Mercy. This is why people get cranky as they get older. We start to have trouble with the senses we’ve counted on our entire lives. Hearing gets hinky. Vision gets blurry. And, of course, most people don’t project when they speak, so it can all lead to frustration.

It’s like a real-life game of Mad Libs. What random word will my ears hear? What is actually being said? Maybe this part of our lives is intended to teach us humility and those around us patience. Now, more than ever, the Golden Rule is a godsend.
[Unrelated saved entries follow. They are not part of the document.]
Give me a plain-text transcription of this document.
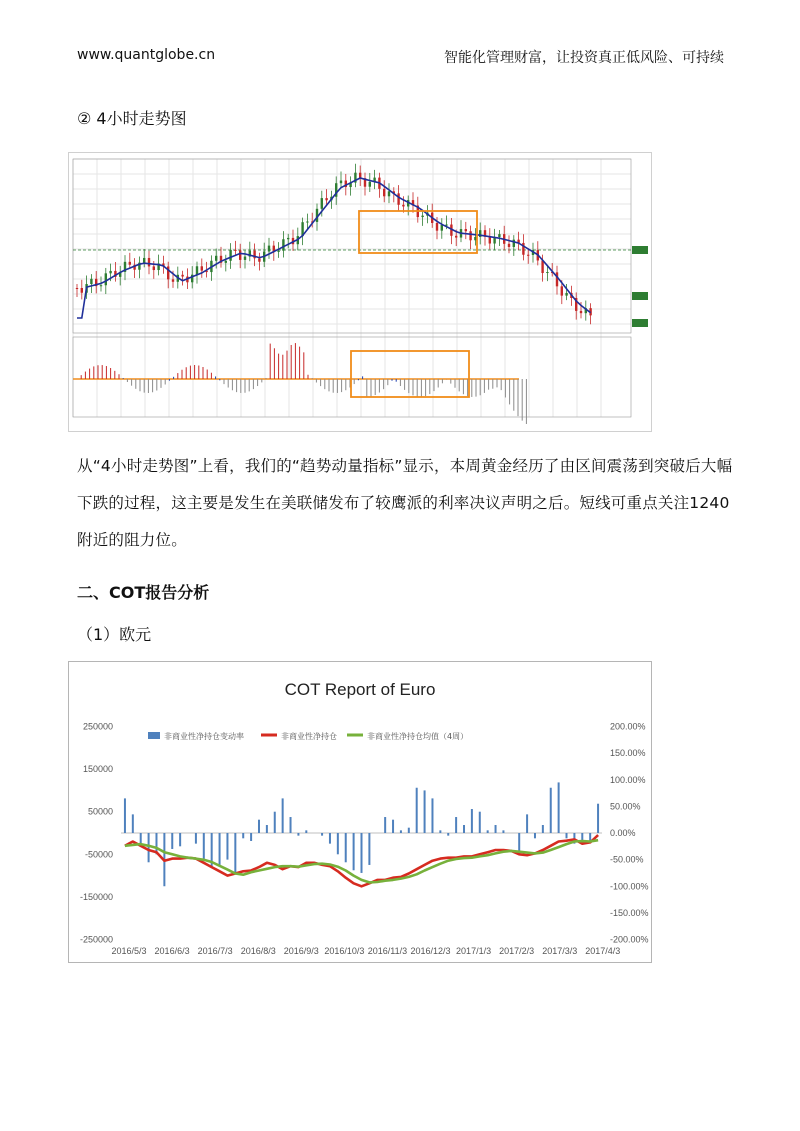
www.quantglobe.cn	智能化管理财富，让投资真正低风险、可持续
② 4小时走势图
从“4小时走势图”上看，我们的“趋势动量指标”显示，本周黄金经历了由区间震荡到突破后大幅下跌的过程，这主要是发生在美联储发布了较鹰派的利率决议声明之后。短线可重点关注1240附近的阻力位。
二、COT报告分析
（1）欧元
COT Report of Euro
非商业性净持仓变动率	非商业性净持仓	非商业性净持仓均值（4周）
250000
150000
50000
-50000
-150000
-250000
200.00%
150.00%
100.00%
50.00%
0.00%
-50.00%
-100.00%
-150.00%
-200.00%
2016/5/3 2016/6/3 2016/7/3 2016/8/3 2016/9/3 2016/10/3 2016/11/3 2016/12/3 2017/1/3 2017/2/3 2017/3/3 2017/4/3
When my son was younger, one of the kids from the neighborhood came over just as my son and his friends were getting ready to ride their bikes. Landon (not his real name) didn’t have a bike, so I told him he could borrow mine.

When Landon came back he looked guilt-ridden. One of the other kids was saying to him, “You’re in big trouble, man. She’s gonna get real mad at you. She’ll tell your mom, and you’ll be on punishment forever. Nothing you can do about it.”

When Landon finally came up to me on the porch, he apologized. “For what, honey?” I asked. “I broke the bike,” he said. “My mom gets paid on Friday, so I’ll ask her to pay for the bike, and I’ll do chores to pay her back. Might take me a year, but I’ll make it right.”

This was both touching and heartbreaking. What a long ride back it must have been for that young man. Especially with the other kid bending his ear, piling guilt upon fear.

“No need for that, son. That bike was already hinky. One of Cole’s other friends messed it up, and didn’t even apologize. Don’t worry about it for a minute. Come on. We’re having Jiffy Pop.”

I wanted to say to the other child who’d appointed himself chief guilt-inducer, You should be ashamed! But it was too late for that. He already was. Misery loves company, and that’s the only language he knew. Someone had said these things to him, too, in his lifetime. I decided to extend hospitality to him instead. “Popcorn for you?” I asked.

Shame can be contagious, but luckily, there’s an antidote: grace.